06.3081 · Motion · 2006-03-22
Département de justice et police
Liquidé
Wortlaut
Le Conseil fédéral est chargé de doter le Corps des gardes-frontière ainsi que la police judiciaire fédérale de munition à expansion contrôlée dans le cadre des engagements réguliers.
Begründung
La munition dont disposent les corps de police dans notre pays dans le cadre de leurs engagements réguliers est une munition blindée de type militaire. L'inadaptation de ce matériel a été démontrée à de nombreuses reprises, notamment dans le cas de Bex. À cette occasion, deux agents ont procédé au contrôle d'un automobiliste qui a fait feu sur les intervenants. L'un des agents a riposté en tirant treize coups dont onze ont atteint leur cible. Malgré ses blessures, l'agresseur est parvenu à continuer à tirer tuant l'un des agents, blessant grièvement l'autre.

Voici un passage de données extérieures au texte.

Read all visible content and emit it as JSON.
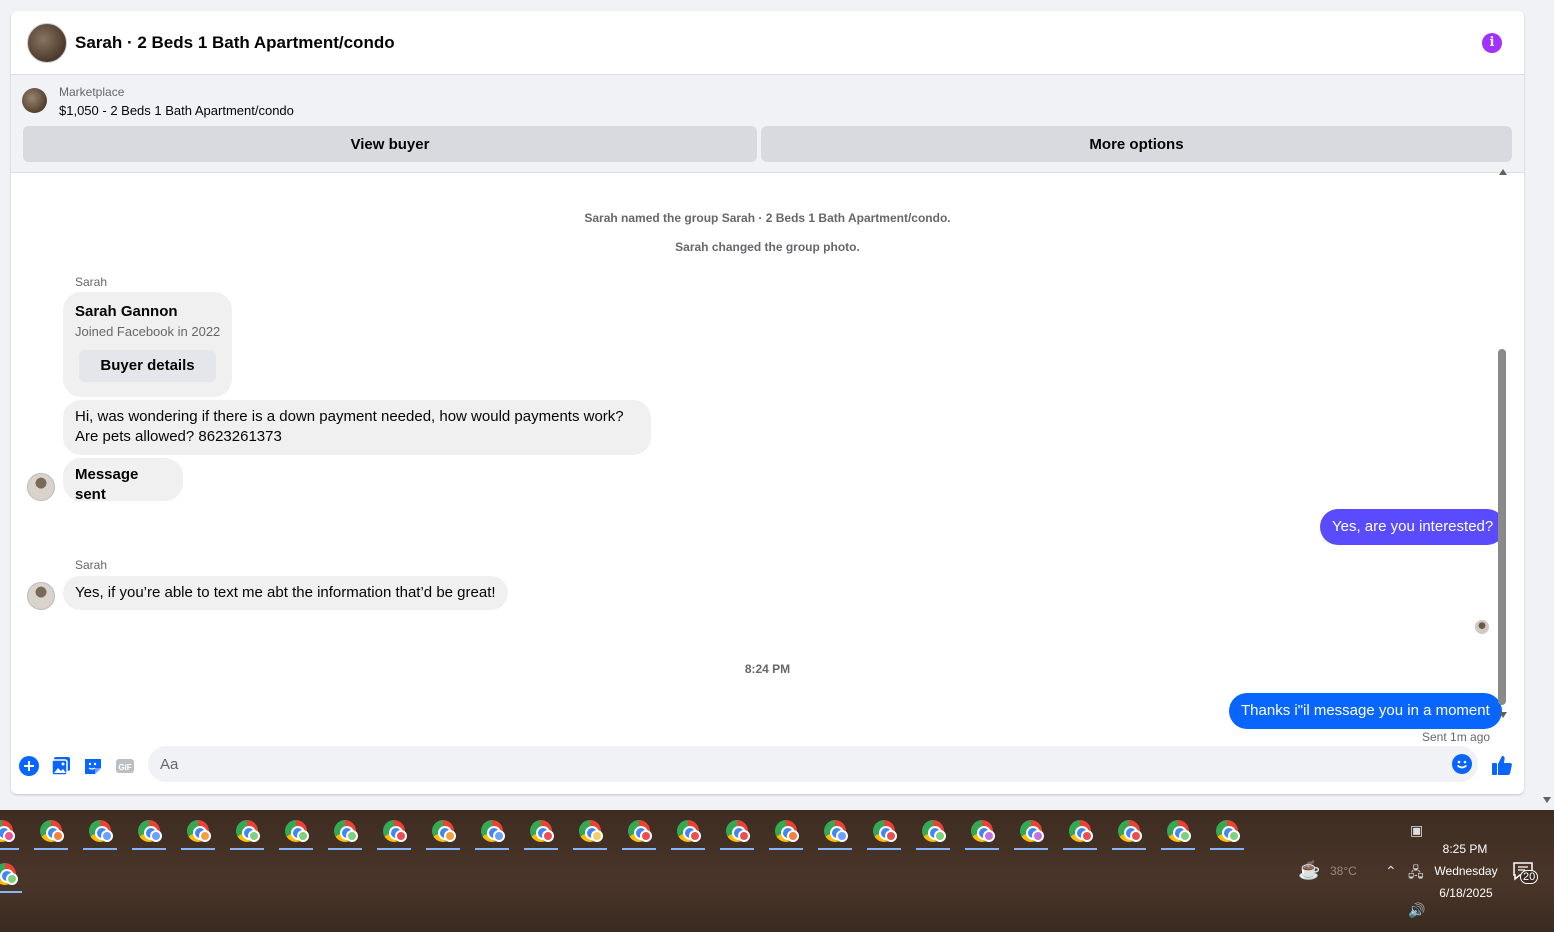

Cette issue dramatique est due au manque d'effet incapacitant de la munition actuelle qui traverse la cible sans y laisser d'énergie tandis qu'elle demeure dangereuse pour les personnes situées en arrière plan. On peut citer ici un extrait de jugement du Tribunal d'accusation du canton de Vaud qu'"en outre la munition utilisée étant très peu vulnérante, elle a peu d'effet sur sa cible, en particulier lorsque l'adversaire est très virulent."

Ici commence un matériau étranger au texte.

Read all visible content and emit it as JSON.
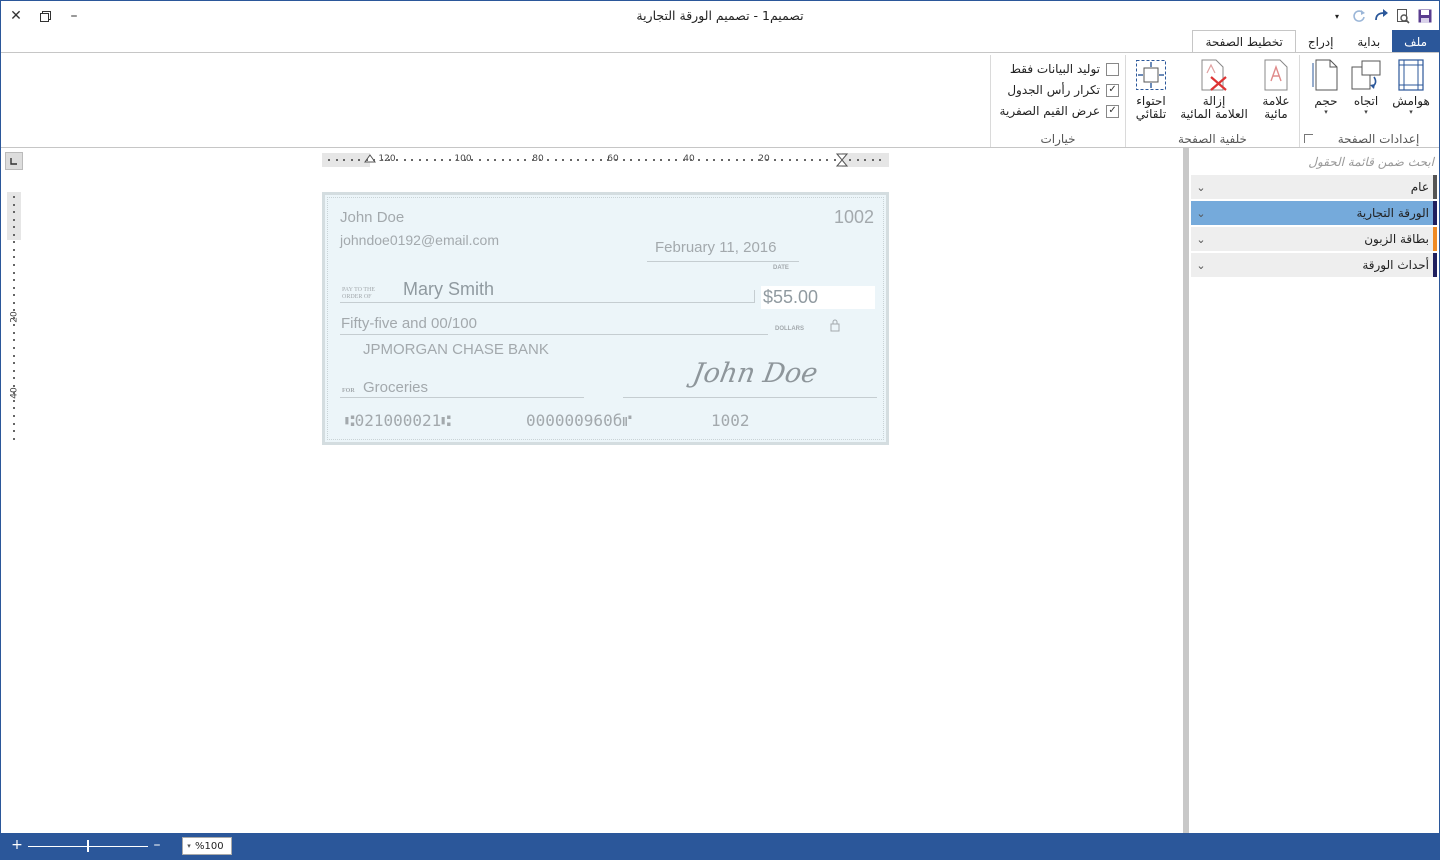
{
  "window": {
    "title": "تصميم1 - تصميم الورقة التجارية"
  },
  "tabs": [
    {
      "label": "ملف"
    },
    {
      "label": "بداية"
    },
    {
      "label": "إدراج"
    },
    {
      "label": "تخطيط الصفحة"
    }
  ],
  "ribbon": {
    "page_setup": {
      "label": "إعدادات الصفحة",
      "margins": "هوامش",
      "orientation": "اتجاه",
      "size": "حجم"
    },
    "page_background": {
      "label": "خلفية الصفحة",
      "watermark_line1": "علامة",
      "watermark_line2": "مائية",
      "remove_watermark_line1": "إزالة",
      "remove_watermark_line2": "العلامة المائية",
      "auto_fit_line1": "احتواء",
      "auto_fit_line2": "تلقائي"
    },
    "options": {
      "label": "خيارات",
      "items": [
        {
          "label": "توليد البيانات فقط",
          "checked": false,
          "mark": ""
        },
        {
          "label": "تكرار رأس الجدول",
          "checked": true,
          "mark": "✓"
        },
        {
          "label": "عرض القيم الصفرية",
          "checked": true,
          "mark": "✓"
        }
      ]
    }
  },
  "ruler": {
    "h_labels": [
      "120",
      "100",
      "80",
      "60",
      "40",
      "20"
    ],
    "v_labels": [
      "20",
      "40"
    ]
  },
  "check": {
    "name": "John Doe",
    "email": "johndoe0192@email.com",
    "number": "1002",
    "date": "February 11, 2016",
    "date_caption": "DATE",
    "pay_to_caption_1": "PAY TO THE",
    "pay_to_caption_2": "ORDER OF",
    "payee": "Mary Smith",
    "amount": "$55.00",
    "amount_words": "Fifty-five and 00/100",
    "dollars_caption": "DOLLARS",
    "bank": "JPMORGAN CHASE BANK",
    "for_caption": "FOR",
    "memo": "Groceries",
    "signature": "John Doe",
    "micr_routing": "⑆021000021⑆",
    "micr_account": "000000960б⑈",
    "micr_check": "1002"
  },
  "field_list": {
    "search_placeholder": "ابحث ضمن قائمة الحقول",
    "items": [
      {
        "label": "عام",
        "stripe": "#555555"
      },
      {
        "label": "الورقة التجارية",
        "stripe": "#1f1f5e"
      },
      {
        "label": "بطاقة الزبون",
        "stripe": "#f08a24"
      },
      {
        "label": "أحداث الورقة",
        "stripe": "#1f1f5e"
      }
    ]
  },
  "status": {
    "zoom": "%100"
  },
  "colors": {
    "accent": "#2b579a",
    "selected_field": "#75aadb"
  }
}
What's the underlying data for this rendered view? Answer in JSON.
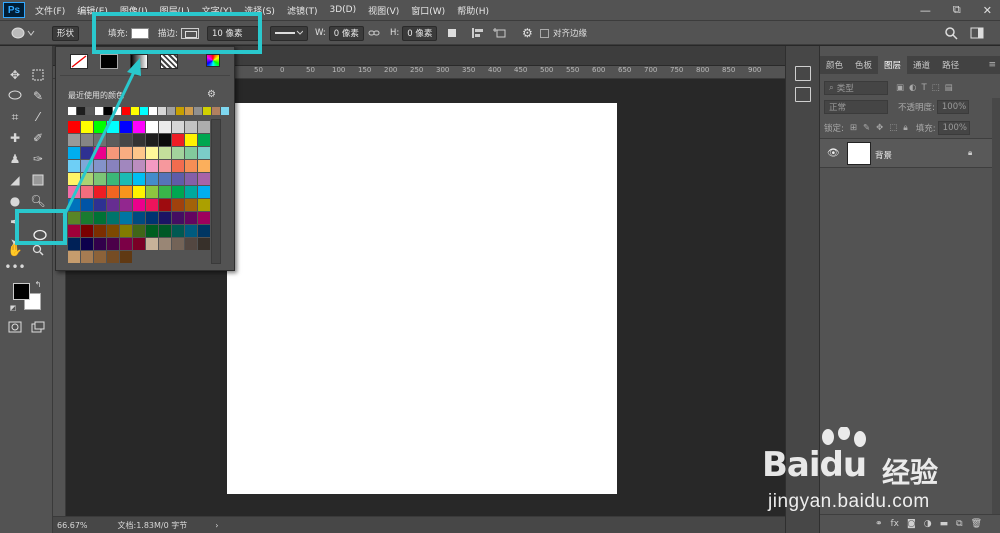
{
  "app": {
    "logo": "Ps",
    "menu": [
      "文件(F)",
      "编辑(E)",
      "图像(I)",
      "图层(L)",
      "文字(Y)",
      "选择(S)",
      "滤镜(T)",
      "3D(D)",
      "视图(V)",
      "窗口(W)",
      "帮助(H)"
    ],
    "window_controls": [
      "—",
      "⧉",
      "✕"
    ]
  },
  "options": {
    "tool_icon": "ellipse-shape-icon",
    "mode": "形状",
    "fill_label": "填充:",
    "stroke_label": "描边:",
    "stroke_size": "10 像素",
    "w_label": "W:",
    "w_value": "0 像素",
    "link_icon": "link-icon",
    "h_label": "H:",
    "h_value": "0 像素",
    "align_edges": "对齐边缘"
  },
  "color_popup": {
    "recent_label": "最近使用的颜色",
    "recent_colors": [
      "#ffffff",
      "#1e1e1e",
      "#5a5a5a",
      "#ffffff",
      "#000000",
      "#ffffff",
      "#ff0000",
      "#ffff00",
      "#00ffff",
      "#ffffff",
      "#d7d7d7",
      "#a0a0a0",
      "#c8a000",
      "#d09c4c",
      "#909090",
      "#d0d000",
      "#b08060",
      "#7ed7f0"
    ],
    "swatches": [
      "#ff0000",
      "#ffff00",
      "#00ff00",
      "#00ffff",
      "#0000ff",
      "#ff00ff",
      "#ffffff",
      "#ebebeb",
      "#d6d6d6",
      "#c2c2c2",
      "#adadad",
      "#999999",
      "#858585",
      "#707070",
      "#5c5c5c",
      "#474747",
      "#333333",
      "#1f1f1f",
      "#0a0a0a",
      "#ee1d24",
      "#fff200",
      "#00a650",
      "#00aeef",
      "#2e3192",
      "#ec008c",
      "#f7977a",
      "#f9ad81",
      "#fdc68a",
      "#fff79a",
      "#c4df9b",
      "#a2d39c",
      "#82ca9d",
      "#7bcdc8",
      "#6ecff6",
      "#7ea7d8",
      "#8493ca",
      "#8882be",
      "#a187be",
      "#bc8dbf",
      "#f49ac2",
      "#f6989d",
      "#f26c4f",
      "#f68e55",
      "#fbaf5c",
      "#fff467",
      "#acd372",
      "#7cc576",
      "#3bb878",
      "#1abbb4",
      "#00bff3",
      "#448ccb",
      "#5674b9",
      "#605ca8",
      "#855fa8",
      "#a763a8",
      "#f06ea9",
      "#f26d7d",
      "#ed1c24",
      "#f26522",
      "#f7941d",
      "#fff200",
      "#8dc73f",
      "#39b54a",
      "#00a651",
      "#00a99d",
      "#00aeef",
      "#0072bc",
      "#0054a6",
      "#2e3192",
      "#662d91",
      "#92278f",
      "#ec008c",
      "#ed145b",
      "#9e0b0f",
      "#a0410d",
      "#a36209",
      "#aba000",
      "#598527",
      "#197b30",
      "#007236",
      "#00746b",
      "#0076a3",
      "#004b80",
      "#003471",
      "#1b1464",
      "#440e62",
      "#630460",
      "#9e005d",
      "#9e0039",
      "#790000",
      "#7b2e00",
      "#7d4900",
      "#827b00",
      "#406618",
      "#005e20",
      "#005826",
      "#005952",
      "#005b7f",
      "#003663",
      "#002157",
      "#0d004c",
      "#32004b",
      "#4b0049",
      "#7b0046",
      "#7a0026",
      "#c7b299",
      "#998675",
      "#736357",
      "#534741",
      "#37302a",
      "#c69c6d",
      "#a67c52",
      "#8c6239",
      "#754c24",
      "#603913"
    ]
  },
  "tabs_panel": {
    "tabs": [
      "颜色",
      "色板",
      "图层",
      "通道",
      "路径"
    ],
    "active_tab": "图层",
    "filter_label": "类型",
    "blend_mode": "正常",
    "opacity_label": "不透明度:",
    "opacity_value": "100%",
    "lock_label": "锁定:",
    "fill_label": "填充:",
    "fill_value": "100%"
  },
  "layer": {
    "name": "背景"
  },
  "status": {
    "zoom": "66.67%",
    "doc_info": "文档:1.83M/0 字节"
  },
  "ruler": {
    "labels": [
      "50",
      "0",
      "50",
      "100",
      "150",
      "200",
      "250",
      "300",
      "350",
      "400",
      "450",
      "500",
      "550",
      "600",
      "650",
      "700",
      "750",
      "800",
      "850",
      "900",
      "950",
      "1000",
      "1050"
    ]
  },
  "watermark": {
    "bai": "Bai",
    "du": "du",
    "jingyan": "经验",
    "url": "jingyan.baidu.com"
  }
}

Au vu de ces inconvénients, une nouvelle munition à expansion contrôlée a été développée. Ce nouveau type de projectile répond en tout point aux nécessités de travail de police au quotidien. Les expériences faites en Allemagne avec une munition de même type se sont révélées fort concluantes.

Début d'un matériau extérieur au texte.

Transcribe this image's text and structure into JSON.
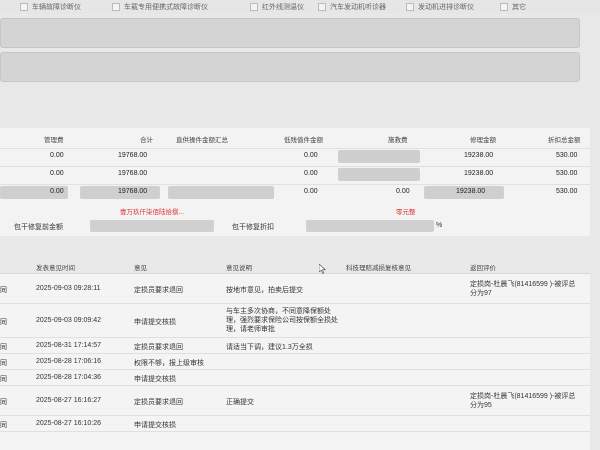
{
  "filters": [
    {
      "label": "车辆故障诊断仪"
    },
    {
      "label": "车载专用便携式故障诊断仪"
    },
    {
      "label": "红外线测温仪"
    },
    {
      "label": "汽车发动机听诊器"
    },
    {
      "label": "发动机进排诊断仪"
    },
    {
      "label": "其它"
    }
  ],
  "fee_table": {
    "headers": {
      "management": "管理费",
      "total": "合计",
      "supplier_parts_total": "直供操件金额汇总",
      "residual_deduction": "低残值件金额",
      "rescue": "施救费",
      "repair_amount": "修理金额",
      "depreciation": "折扣总金额"
    },
    "rows": [
      {
        "management": "0.00",
        "total": "19768.00",
        "supplier_parts_total": "",
        "residual_deduction": "0.00",
        "rescue": "",
        "repair_amount": "19238.00",
        "depreciation": "530.00"
      },
      {
        "management": "0.00",
        "total": "19768.00",
        "supplier_parts_total": "",
        "residual_deduction": "0.00",
        "rescue": "",
        "repair_amount": "19238.00",
        "depreciation": "530.00"
      },
      {
        "management": "0.00",
        "total": "19768.00",
        "supplier_parts_total": "",
        "residual_deduction": "0.00",
        "rescue": "0.00",
        "repair_amount": "19238.00",
        "depreciation": "530.00"
      }
    ],
    "red_note_left": "壹万玖仟柒佰陆拾捌...",
    "red_note_right": "零元整",
    "pre_repair_label": "包干修复前金额",
    "pre_repair_discount_label": "包干修复折扣",
    "percent_sign": "%"
  },
  "log_table": {
    "headers": {
      "time": "发表意见时间",
      "opinion": "意见",
      "opinion_desc": "意见说明",
      "ins_department": "科技理赔减损复核意见",
      "evaluation": "返回评价"
    },
    "rows": [
      {
        "prefix": "同",
        "time": "2025-09-03 09:28:11",
        "opinion": "定损员要求退回",
        "desc": "按地市意见，拍卖后提交",
        "evaluation": "定损岗-杜晨飞(81416599 )-被评总分为97"
      },
      {
        "prefix": "同",
        "time": "2025-09-03 09:09:42",
        "opinion": "申请提交核损",
        "desc": "与车主多次协商，不同意降保额处理，强烈要求保险公司按保额全损处理，请老师审批",
        "evaluation": ""
      },
      {
        "prefix": "同",
        "time": "2025-08-31 17:14:57",
        "opinion": "定损员要求退回",
        "desc": "请适当下调，建议1.3万全损",
        "evaluation": ""
      },
      {
        "prefix": "同",
        "time": "2025-08-28 17:06:16",
        "opinion": "权限不够，报上级审核",
        "desc": "",
        "evaluation": ""
      },
      {
        "prefix": "同",
        "time": "2025-08-28 17:04:36",
        "opinion": "申请提交核损",
        "desc": "",
        "evaluation": ""
      },
      {
        "prefix": "同",
        "time": "2025-08-27 16:16:27",
        "opinion": "定损员要求退回",
        "desc": "正确提交",
        "evaluation": "定损岗-杜晨飞(81416599 )-被评总分为95"
      },
      {
        "prefix": "同",
        "time": "2025-08-27 16:10:26",
        "opinion": "申请提交核损",
        "desc": "",
        "evaluation": ""
      }
    ]
  }
}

De plus, cette nouvelle munition répond aux exigences humanitaires, comme nous le constatons à la lecture d'un extrait d'un article paru dans la "Revue internationale de la Croix-Rouge", du 31 mars 2003, No 849, pages 135 à 142, sous la plume de Robin Coupland et Dominique Loye : "Les faits balistiques signifient que l'utilisation par la police de balles à pointe en plomb exposé n'est pas incompatible avec une utilisation de force raisonnable."
Les analyses balistiques des plaies et les justifications expliquent pourquoi l'emploi d'armes de poing avec des balles à pointe en plomb exposé pour la répression de la criminalité n'est pas de nature à préoccuper les experts de la loi humanitaire internationale.
Antrag des Bundesrates
Le Conseil fédéral propose d'accepter la motion.
Stellungnahme des Bundesrates
Le Conseil fédéral propose d'accepter la motion.